What Is Divorce Mediation?
Divorce mediation is a voluntary process the couple should agree to get into. During this period, the following can be present:
- Both divorcing parties
- Their representatives, who are usually attorneys
The mediator is an independent or neutral party. It doesn’t have to be a lawyer, but the couple can benefit from one. An attorney who specializes in divorce can better guide the couple as they go through the steps.
It is also different from collaborative divorce, although they function similarly. For one, collaborative divorce doesn’t have a mediator. Instead, both parties would have to bring their lawyers. All of them will then engage in a four-way meeting to come up with a settlement or a resolution.

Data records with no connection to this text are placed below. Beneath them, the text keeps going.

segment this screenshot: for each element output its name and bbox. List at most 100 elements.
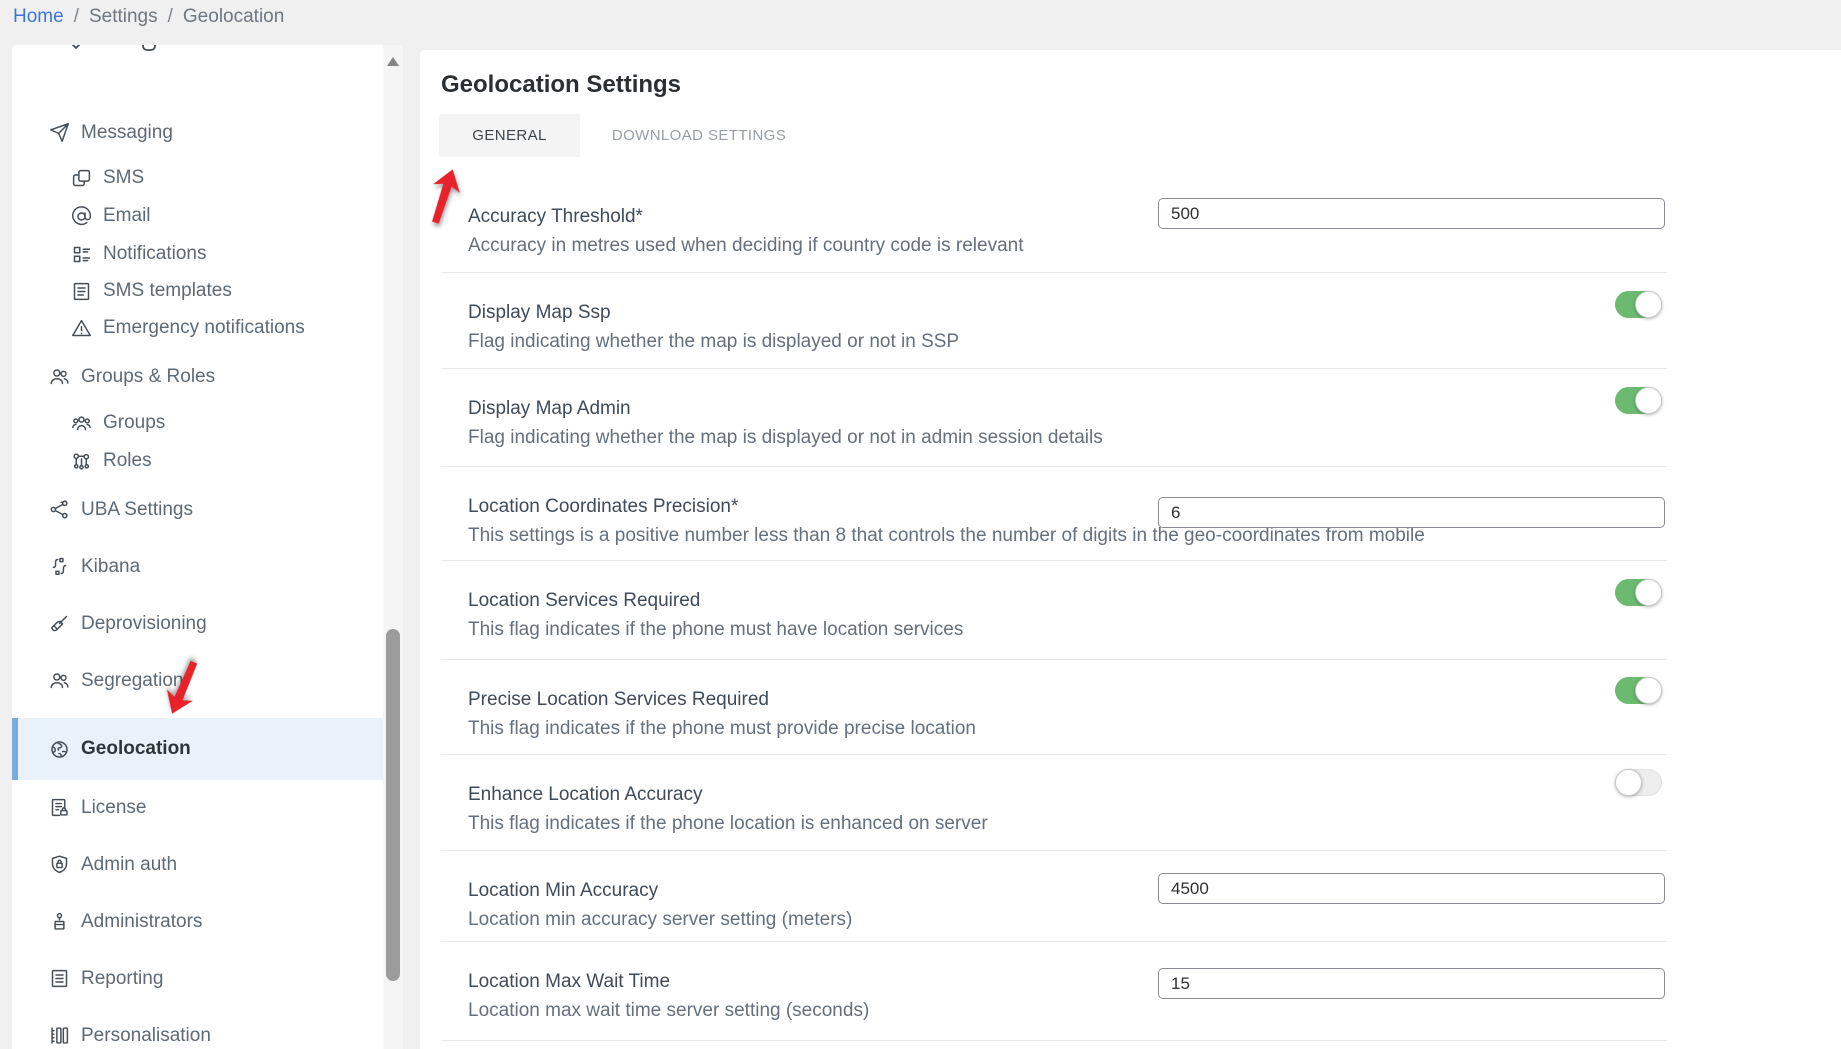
sidebar-item-emergency-notifications[interactable]: Emergency notifications <box>12 309 383 347</box>
setting-text: Precise Location Services Required This … <box>468 689 976 740</box>
sidebar-item-label: Reporting <box>81 968 163 990</box>
sidebar-item-roles[interactable]: Roles <box>12 442 383 480</box>
setting-description: This flag indicates if the phone must ha… <box>468 619 963 641</box>
accuracy-threshold-input[interactable] <box>1158 198 1665 229</box>
precise-location-services-required-toggle[interactable] <box>1615 677 1662 704</box>
setting-label: Enhance Location Accuracy <box>468 784 988 806</box>
setting-row-location-max-wait-time: Location Max Wait Time Location max wait… <box>441 942 1667 1041</box>
sidebar-item-label: UBA Settings <box>81 499 193 521</box>
setting-label: Location Services Required <box>468 590 963 612</box>
setting-description: Accuracy in metres used when deciding if… <box>468 235 1024 257</box>
report-icon <box>48 968 70 990</box>
administrator-icon <box>48 911 70 933</box>
sidebar-item-personalisation[interactable]: Personalisation <box>12 1007 383 1049</box>
sidebar-item-uba-settings[interactable]: UBA Settings <box>12 481 383 538</box>
setting-text: Location Services Required This flag ind… <box>468 590 963 641</box>
sidebar-item-label: Administrators <box>81 911 202 933</box>
sidebar-item-email[interactable]: Email <box>12 197 383 235</box>
setting-row-enhance-location-accuracy: Enhance Location Accuracy This flag indi… <box>441 755 1667 851</box>
document-lines-icon <box>70 280 92 302</box>
sidebar-item-label: Personalisation <box>81 1025 211 1047</box>
geolocation-settings-panel: Geolocation Settings GENERAL DOWNLOAD SE… <box>420 50 1841 1049</box>
sidebar-item-groups-roles[interactable]: Groups & Roles <box>12 348 383 405</box>
setting-row-location-services-required: Location Services Required This flag ind… <box>441 561 1667 660</box>
sidebar-item-notifications[interactable]: Notifications <box>12 235 383 273</box>
sidebar-scrollbar-track[interactable] <box>383 45 403 1049</box>
display-map-ssp-toggle[interactable] <box>1615 291 1662 318</box>
sidebar-item-label: SMS <box>103 167 144 189</box>
sidebar-item-reporting[interactable]: Reporting <box>12 950 383 1007</box>
users-icon <box>48 366 70 388</box>
sidebar-item-label: Groups & Roles <box>81 366 215 388</box>
sidebar-item-sms[interactable]: SMS <box>12 159 383 197</box>
sidebar-item-license[interactable]: License <box>12 779 383 836</box>
setting-description: This flag indicates if the phone must pr… <box>468 718 976 740</box>
sidebar-item-deprovisioning[interactable]: Deprovisioning <box>12 595 383 652</box>
setting-label: Location Max Wait Time <box>468 971 869 993</box>
sidebar-item-admin-auth[interactable]: Admin auth <box>12 836 383 893</box>
setting-text: Display Map Admin Flag indicating whethe… <box>468 398 1103 449</box>
send-icon <box>48 122 70 144</box>
toggle-knob <box>1635 677 1662 704</box>
settings-tabbar: GENERAL DOWNLOAD SETTINGS <box>439 114 818 157</box>
sidebar-scrollbar-thumb[interactable] <box>386 629 400 981</box>
sidebar-item-label: Notifications <box>103 243 207 265</box>
location-coordinates-precision-input[interactable] <box>1158 497 1665 528</box>
broom-icon <box>48 613 70 635</box>
sidebar-item-segregation[interactable]: Segregation <box>12 652 383 709</box>
setting-row-location-coordinates-precision: Location Coordinates Precision* This set… <box>441 467 1667 561</box>
sidebar-item-label: Emergency notifications <box>103 317 305 339</box>
scroll-up-arrow-icon[interactable] <box>387 57 399 66</box>
sidebar-item-kibana[interactable]: Kibana <box>12 538 383 595</box>
setting-description: This settings is a positive number less … <box>468 525 1425 547</box>
setting-label: Precise Location Services Required <box>468 689 976 711</box>
at-sign-icon <box>70 205 92 227</box>
setting-description: Location max wait time server setting (s… <box>468 1000 869 1022</box>
toggle-knob <box>1635 387 1662 414</box>
display-map-admin-toggle[interactable] <box>1615 387 1662 414</box>
sidebar-item-label: Email <box>103 205 151 227</box>
setting-description: Flag indicating whether the map is displ… <box>468 427 1103 449</box>
page-title: Geolocation Settings <box>441 71 681 99</box>
sidebar-item-groups[interactable]: Groups <box>12 404 383 442</box>
sidebar-item-label: SMS templates <box>103 280 232 302</box>
sidebar-item-label: Kibana <box>81 556 140 578</box>
breadcrumb-home-link[interactable]: Home <box>13 6 64 28</box>
sidebar-item-geolocation[interactable]: Geolocation <box>12 718 383 780</box>
sidebar-item-messaging[interactable]: Messaging <box>12 104 383 161</box>
setting-description: Flag indicating whether the map is displ… <box>468 331 959 353</box>
location-max-wait-time-input[interactable] <box>1158 968 1665 999</box>
shield-lock-icon <box>48 854 70 876</box>
sidebar-item-administrators[interactable]: Administrators <box>12 893 383 950</box>
notifications-icon <box>70 243 92 265</box>
sms-icon <box>70 167 92 189</box>
setting-label: Display Map Ssp <box>468 302 959 324</box>
license-icon <box>48 797 70 819</box>
setting-row-display-map-ssp: Display Map Ssp Flag indicating whether … <box>441 273 1667 369</box>
settings-sidebar: Messaging SMS Email Notifications SMS te… <box>12 45 403 1049</box>
toggle-knob <box>1635 579 1662 606</box>
tab-download-settings[interactable]: DOWNLOAD SETTINGS <box>580 114 818 157</box>
setting-row-precise-location-services-required: Precise Location Services Required This … <box>441 660 1667 755</box>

Which Is Better: Mediation or Collaborative Divorce?
Each has its pros and cons, but many divorcing couples tend to favor mediation for the following reasons:
It is a cheaper process – In a collaborative divorce, the parties have to call on experts. These range from accountants to tax specialists and child experts. All of them will cost money.
Mediation is also a shorter process than a collaborative divorce. The former can take up to three months. The latter can drag on for almost a year. One possible reason is the need to hear from a lot of people, including the mentioned experts.
It is also riskier – During a collaborative divorce, the lawyers would have to sign a no-court agreement. It means that the lawyers who represent the couple during the negotiations have to withdraw from the case. This is if the talk breaks down, and the couple decides to bring their matter to the court.
It also implies that if the couple ends up disagreeing, they will have to start from the beginning. This time, they have to battle it out in court. Either way, the divorce process becomes even costlier.
It Can Be Confusing – Collaborative divorce involves many people, and for the couple, it may be unhealthy. Things can get confusing that they can no longer agree.
What Do You Talk about During Mediation?
The mediation process covers everything that the couple needs to discuss. These include:
- Custody of the children, including visitation and parental rights
- Spousal support or maintenance
- Division of property and other assets
- Settlement of debt
The process can also touch on the emotional aspects of the divorce, such as how children may react from the separation.
Does This Still End Up in Court?
All divorces will still end up in court, which has then to approve them. The most significant difference is the couple no longer has to appear in front of the judge. This makes the entire process more peaceful, straightforward, and economical.
Divorce itself is already stressful. Why must you add to it? If you can still talk with your spouse, divorce mediation is always worth a try.